A group of 12 reporters at the free daily quietly unionized with Unifor Local 2000 in June of 2018, just two months after the Metro (R.I.P.) tabloids in Vancouver, Calgary, Edmonton, Toronto, and Halifax were rebranded as StarMetro, and the editions in Winnipeg and Ottawa were shut down.

In addition to embracing the blue ribbon branding of the flagship Toronto Star, the StarMetro papers had effectively become bureaus for it. But while StarMetro Toronto had a union at the time, the other papers feeding into the long-unionized Toronto Star did not. (Virtually all of StarMetro Toronto’s editorial employees were later laid off, although some were absorbed into other parts of the company.)
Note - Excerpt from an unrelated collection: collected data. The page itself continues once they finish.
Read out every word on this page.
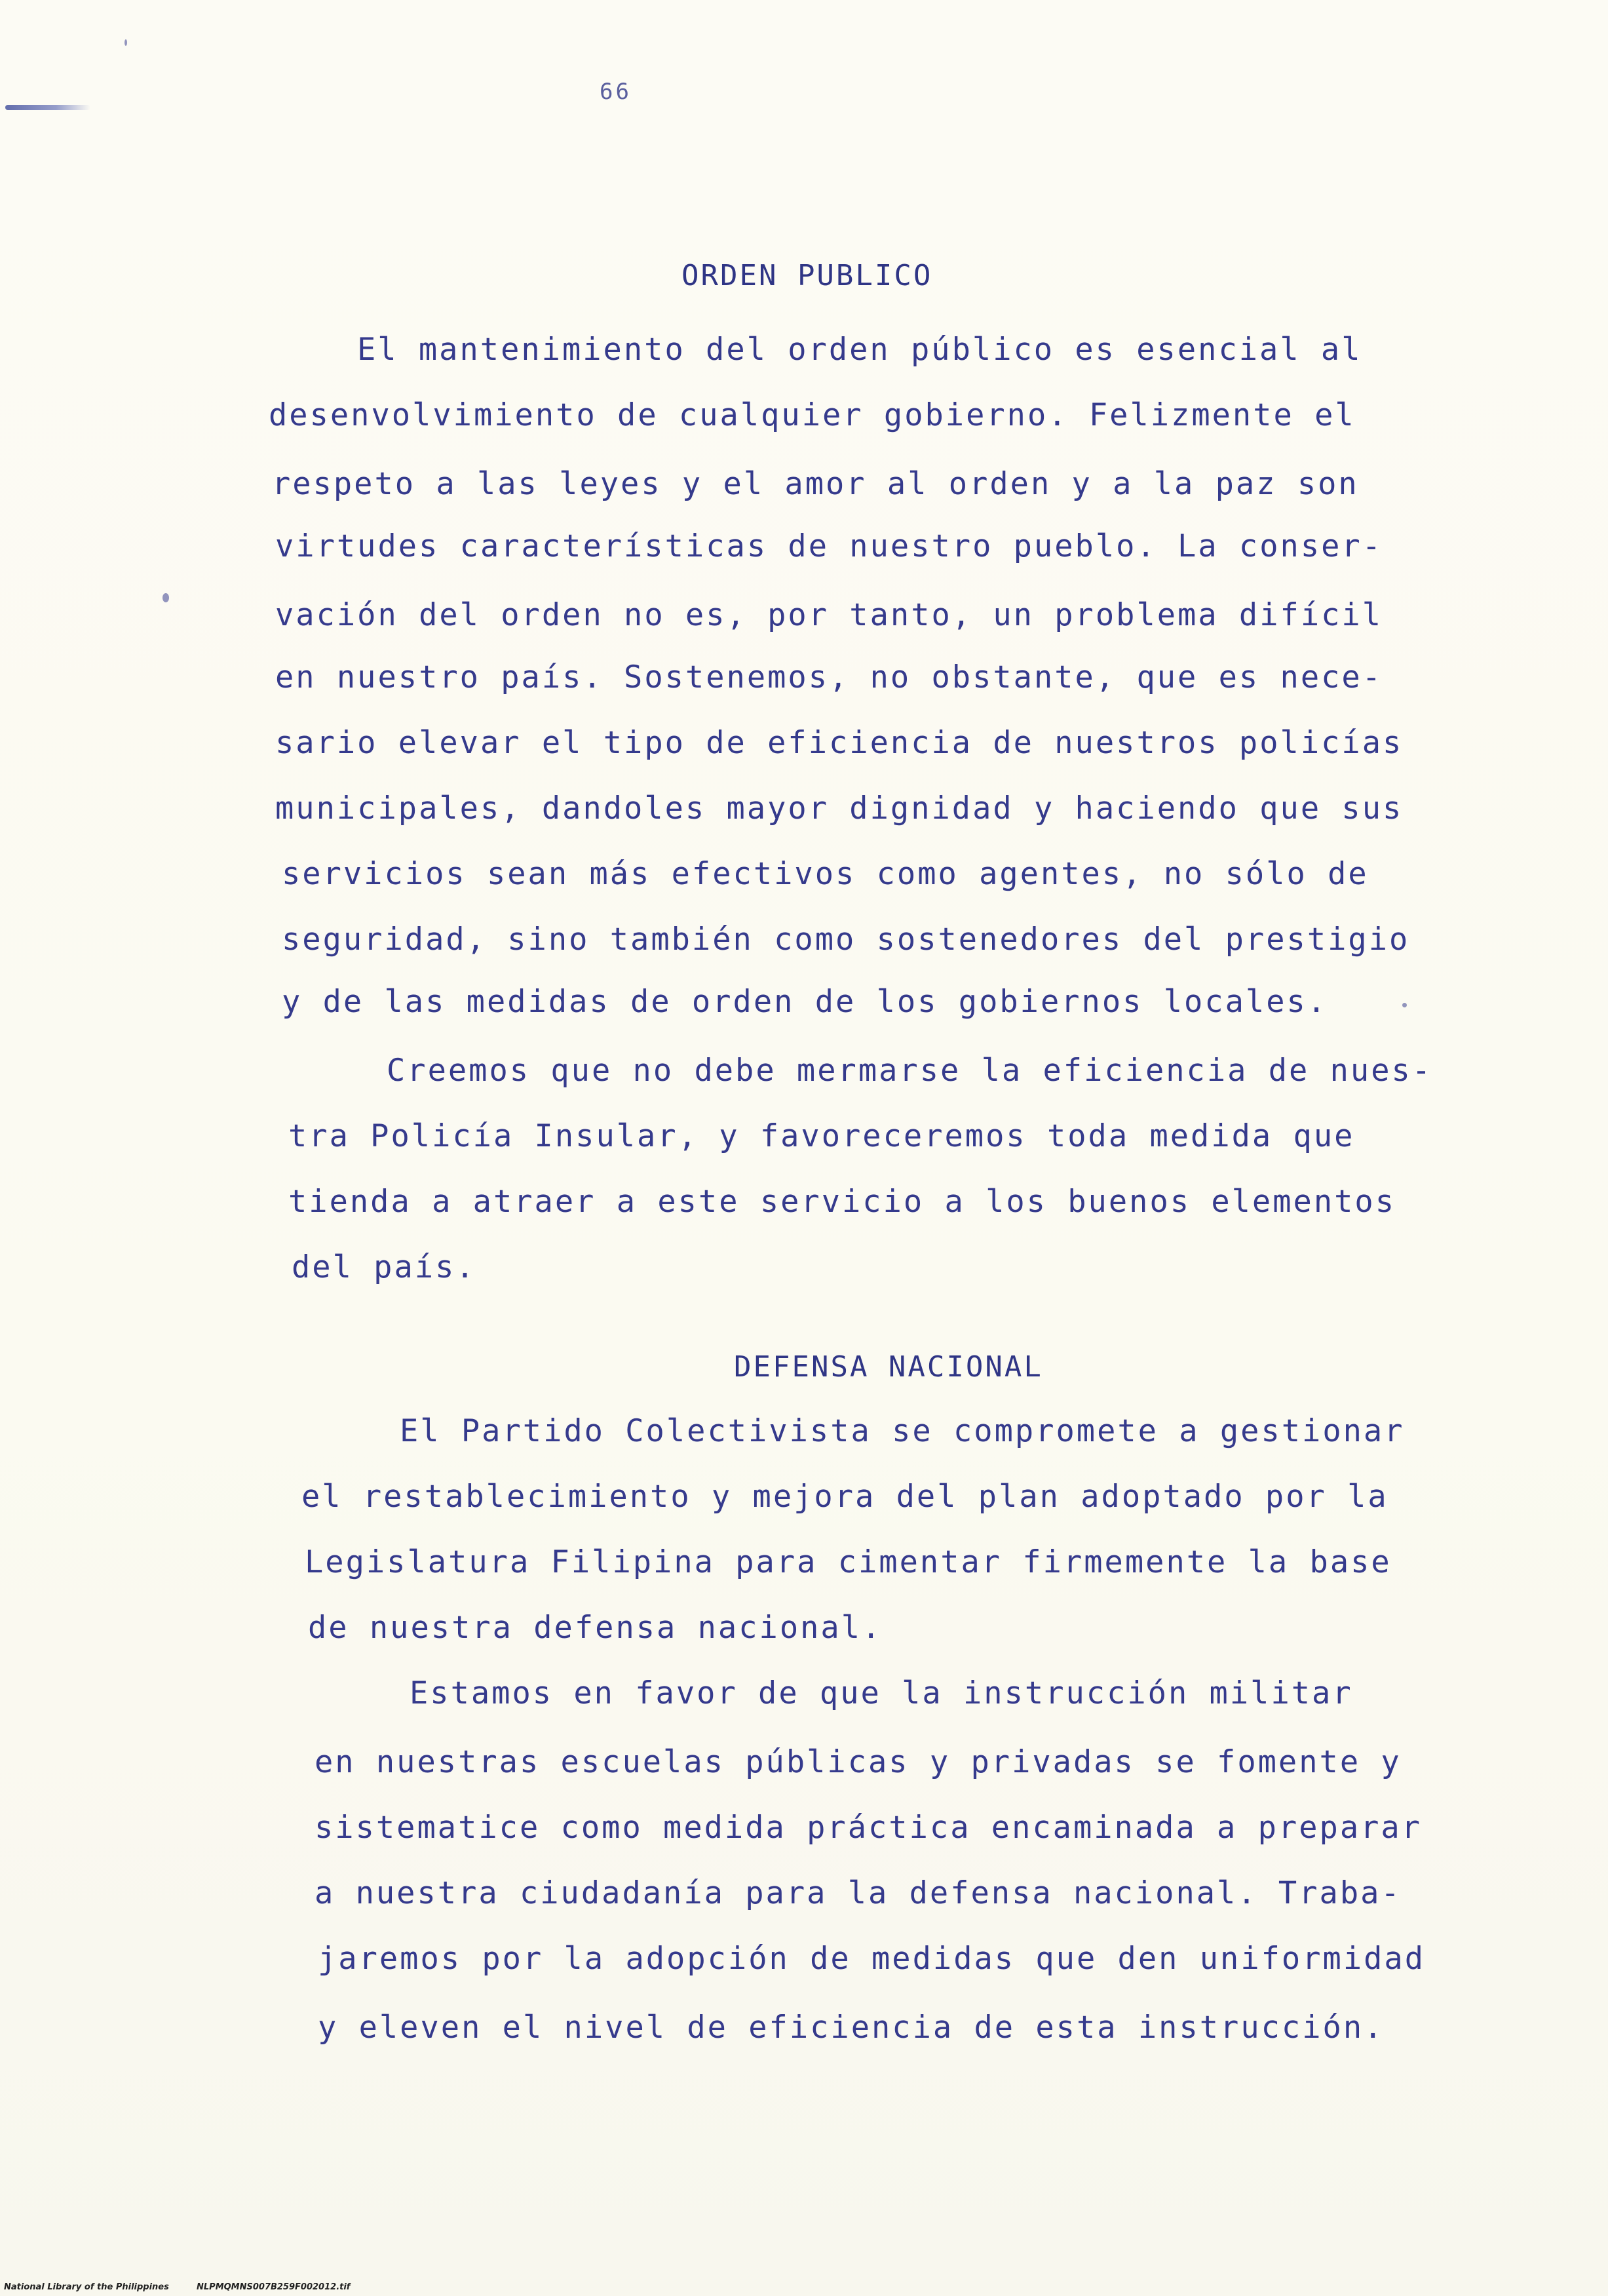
66
ORDEN PUBLICO
El mantenimiento del orden público es esencial al
desenvolvimiento de cualquier gobierno. Felizmente el
respeto a las leyes y el amor al orden y a la paz son
virtudes características de nuestro pueblo. La conser-
vación del orden no es, por tanto, un problema difícil
en nuestro país. Sostenemos, no obstante, que es nece-
sario elevar el tipo de eficiencia de nuestros policías
municipales, dandoles mayor dignidad y haciendo que sus
servicios sean más efectivos como agentes, no sólo de
seguridad, sino también como sostenedores del prestigio
y de las medidas de orden de los gobiernos locales.
Creemos que no debe mermarse la eficiencia de nues-
tra Policía Insular, y favoreceremos toda medida que
tienda a atraer a este servicio a los buenos elementos
del país.
DEFENSA NACIONAL
El Partido Colectivista se compromete a gestionar
el restablecimiento y mejora del plan adoptado por la
Legislatura Filipina para cimentar firmemente la base
de nuestra defensa nacional.
Estamos en favor de que la instrucción militar
en nuestras escuelas públicas y privadas se fomente y
sistematice como medida práctica encaminada a preparar
a nuestra ciudadanía para la defensa nacional. Traba-
jaremos por la adopción de medidas que den uniformidad
y eleven el nivel de eficiencia de esta instrucción.
National Library of the Philippines	NLPMQMNS007B259F002012.tif
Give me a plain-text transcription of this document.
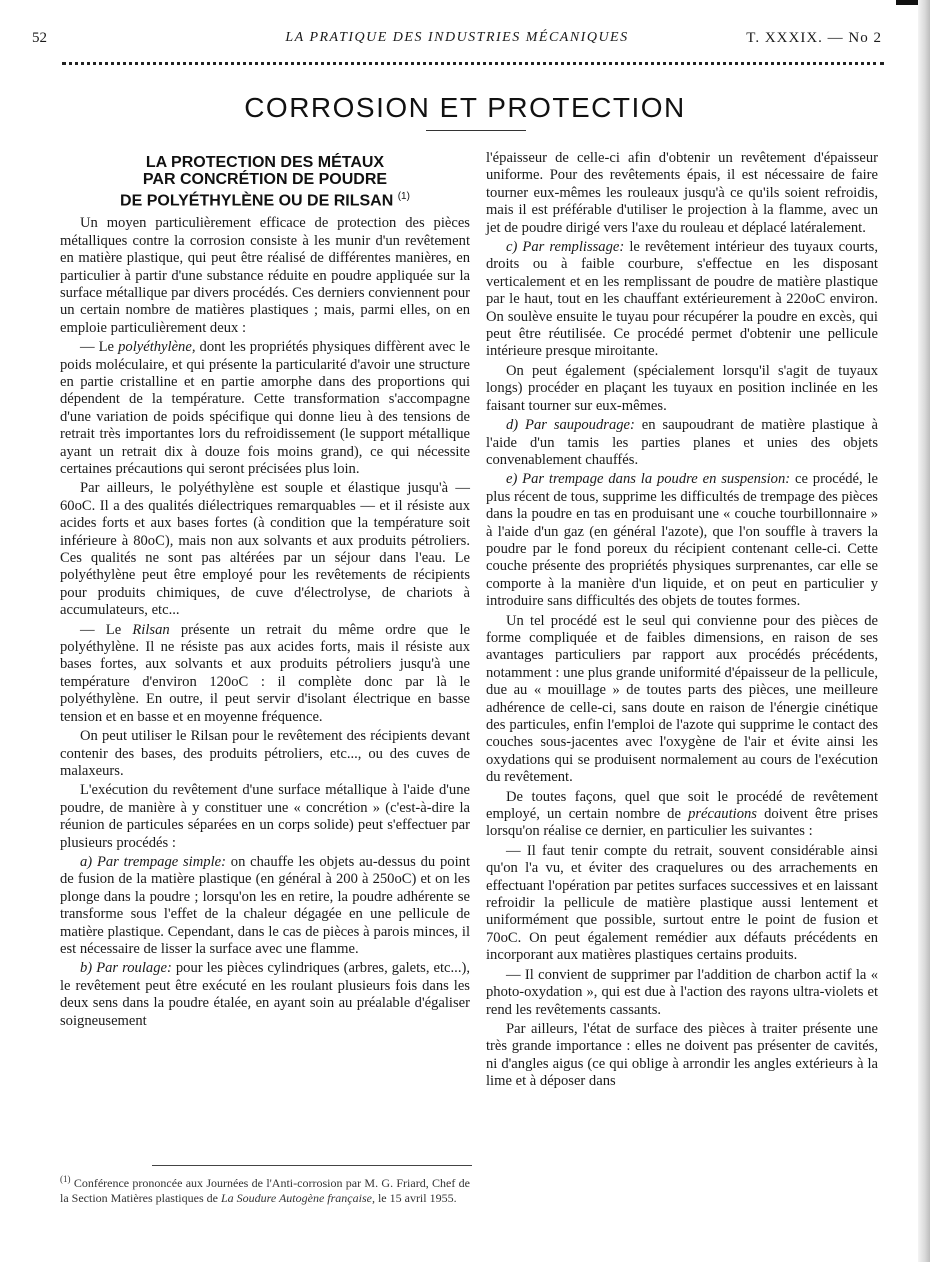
52	LA PRATIQUE DES INDUSTRIES MÉCANIQUES	T. XXXIX. — No 2
CORROSION ET PROTECTION
LA PROTECTION DES MÉTAUX
PAR CONCRÉTION DE POUDRE
DE POLYÉTHYLÈNE OU DE RILSAN $^{(1)}$

Un moyen particulièrement efficace de protection des pièces métalliques contre la corrosion consiste à les munir d'un revêtement en matière plastique, qui peut être réalisé de différentes manières, en particulier à partir d'une substance réduite en poudre appliquée sur la surface métallique par divers procédés. Ces derniers conviennent pour un certain nombre de matières plastiques ; mais, parmi elles, on en emploie particulièrement deux :

— Le polyéthylène, dont les propriétés physiques diffèrent avec le poids moléculaire, et qui présente la particularité d'avoir une structure en partie cristalline et en partie amorphe dans des proportions qui dépendent de la température. Cette transformation s'accompagne d'une variation de poids spécifique qui donne lieu à des tensions de retrait très importantes lors du refroidissement (le support métallique ayant un retrait dix à douze fois moins grand), ce qui nécessite certaines précautions qui seront précisées plus loin.

Par ailleurs, le polyéthylène est souple et élastique jusqu'à — 60oC. Il a des qualités diélectriques remarquables — et il résiste aux acides forts et aux bases fortes (à condition que la température soit inférieure à 80oC), mais non aux solvants et aux produits pétroliers. Ces qualités ne sont pas altérées par un séjour dans l'eau. Le polyéthylène peut être employé pour les revêtements de récipients pour produits chimiques, de cuve d'électrolyse, de chariots à accumulateurs, etc...

— Le Rilsan présente un retrait du même ordre que le polyéthylène. Il ne résiste pas aux acides forts, mais il résiste aux bases fortes, aux solvants et aux produits pétroliers jusqu'à une température d'environ 120oC : il complète donc par là le polyéthylène. En outre, il peut servir d'isolant électrique en basse tension et en basse et en moyenne fréquence.

On peut utiliser le Rilsan pour le revêtement des récipients devant contenir des bases, des produits pétroliers, etc..., ou des cuves de malaxeurs.

L'exécution du revêtement d'une surface métallique à l'aide d'une poudre, de manière à y constituer une « concrétion » (c'est-à-dire la réunion de particules séparées en un corps solide) peut s'effectuer par plusieurs procédés :

a) Par trempage simple: on chauffe les objets au-dessus du point de fusion de la matière plastique (en général à 200 à 250oC) et on les plonge dans la poudre ; lorsqu'on les en retire, la poudre adhérente se transforme sous l'effet de la chaleur dégagée en une pellicule de matière plastique. Cependant, dans le cas de pièces à parois minces, il est nécessaire de lisser la surface avec une flamme.

b) Par roulage: pour les pièces cylindriques (arbres, galets, etc...), le revêtement peut être exécuté en les roulant plusieurs fois dans les deux sens dans la poudre étalée, en ayant soin au préalable d'égaliser soigneusement

l'épaisseur de celle-ci afin d'obtenir un revêtement d'épaisseur uniforme. Pour des revêtements épais, il est nécessaire de faire tourner eux-mêmes les rouleaux jusqu'à ce qu'ils soient refroidis, mais il est préférable d'utiliser le projection à la flamme, avec un jet de poudre dirigé vers l'axe du rouleau et déplacé latéralement.

c) Par remplissage: le revêtement intérieur des tuyaux courts, droits ou à faible courbure, s'effectue en les disposant verticalement et en les remplissant de poudre de matière plastique par le haut, tout en les chauffant extérieurement à 220oC environ. On soulève ensuite le tuyau pour récupérer la poudre en excès, qui peut être réutilisée. Ce procédé permet d'obtenir une pellicule intérieure presque miroitante.

On peut également (spécialement lorsqu'il s'agit de tuyaux longs) procéder en plaçant les tuyaux en position inclinée en les faisant tourner sur eux-mêmes.

d) Par saupoudrage: en saupoudrant de matière plastique à l'aide d'un tamis les parties planes et unies des objets convenablement chauffés.

e) Par trempage dans la poudre en suspension: ce procédé, le plus récent de tous, supprime les difficultés de trempage des pièces dans la poudre en tas en produisant une « couche tourbillonnaire » à l'aide d'un gaz (en général l'azote), que l'on souffle à travers la poudre par le fond poreux du récipient contenant celle-ci. Cette couche présente des propriétés physiques surprenantes, car elle se comporte à la manière d'un liquide, et on peut en particulier y introduire sans difficultés des objets de toutes formes.

Un tel procédé est le seul qui convienne pour des pièces de forme compliquée et de faibles dimensions, en raison de ses avantages particuliers par rapport aux procédés précédents, notamment : une plus grande uniformité d'épaisseur de la pellicule, due au « mouillage » de toutes parts des pièces, une meilleure adhérence de celle-ci, sans doute en raison de l'énergie cinétique des particules, enfin l'emploi de l'azote qui supprime le contact des couches sous-jacentes avec l'oxygène de l'air et évite ainsi les oxydations qui se produisent normalement au cours de l'exécution du revêtement.

De toutes façons, quel que soit le procédé de revêtement employé, un certain nombre de précautions doivent être prises lorsqu'on réalise ce dernier, en particulier les suivantes :

— Il faut tenir compte du retrait, souvent considérable ainsi qu'on l'a vu, et éviter des craquelures ou des arrachements en effectuant l'opération par petites surfaces successives et en laissant refroidir la pellicule de matière plastique aussi lentement et uniformément que possible, surtout entre le point de fusion et 70oC. On peut également remédier aux défauts précédents en incorporant aux matières plastiques certains produits.

— Il convient de supprimer par l'addition de charbon actif la « photo-oxydation », qui est due à l'action des rayons ultra-violets et rend les revêtements cassants.

Par ailleurs, l'état de surface des pièces à traiter présente une très grande importance : elles ne doivent pas présenter de cavités, ni d'angles aigus (ce qui oblige à arrondir les angles extérieurs à la lime et à déposer dans

$^{(1)}$ Conférence prononcée aux Journées de l'Anti-corrosion par M. G. Friard, Chef de la Section Matières plastiques de La Soudure Autogène française, le 15 avril 1955.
In August, the new union at StarMetro Vancouver began to negotiate a contract with Alan Bower, executive director of labour relations at Torstar. Torstar declined to comment.

Last week, 67% of members rejected a tentative agreement presented to them by their bargaining committee. Brian Gibson, president of Local 2000, a media union in British Columbia, says in an email that “the wage package fell short” for some of the members. Gibson added that the parties will move into mediation with the BC Labour Relations Board in hopes of reaching an agreement.

When asked about how the initial contract compared to the current contract that unionized employees at the Toronto Star have, Gibson said it was like comparing apples and oranges.

“The Toronto Star agreement has been around for decades, and this is a First Collective Agreement with a subsidiary of Torstar,” Gibson says. “First collective agreements are always a challenge to negotiate and are a first step in setting the stage for future negotiations.”

Top image: the first edition of the rebranded StarMetro Vancouver, via Coast Protectors.

Clarification (May 17, 2019, at 4:19 p.m. EDT): Due to an editing error, this article did not originally make clear that the layoffs that greatly affected employees at StarMetro Toronto were limited to those who worked in editorial.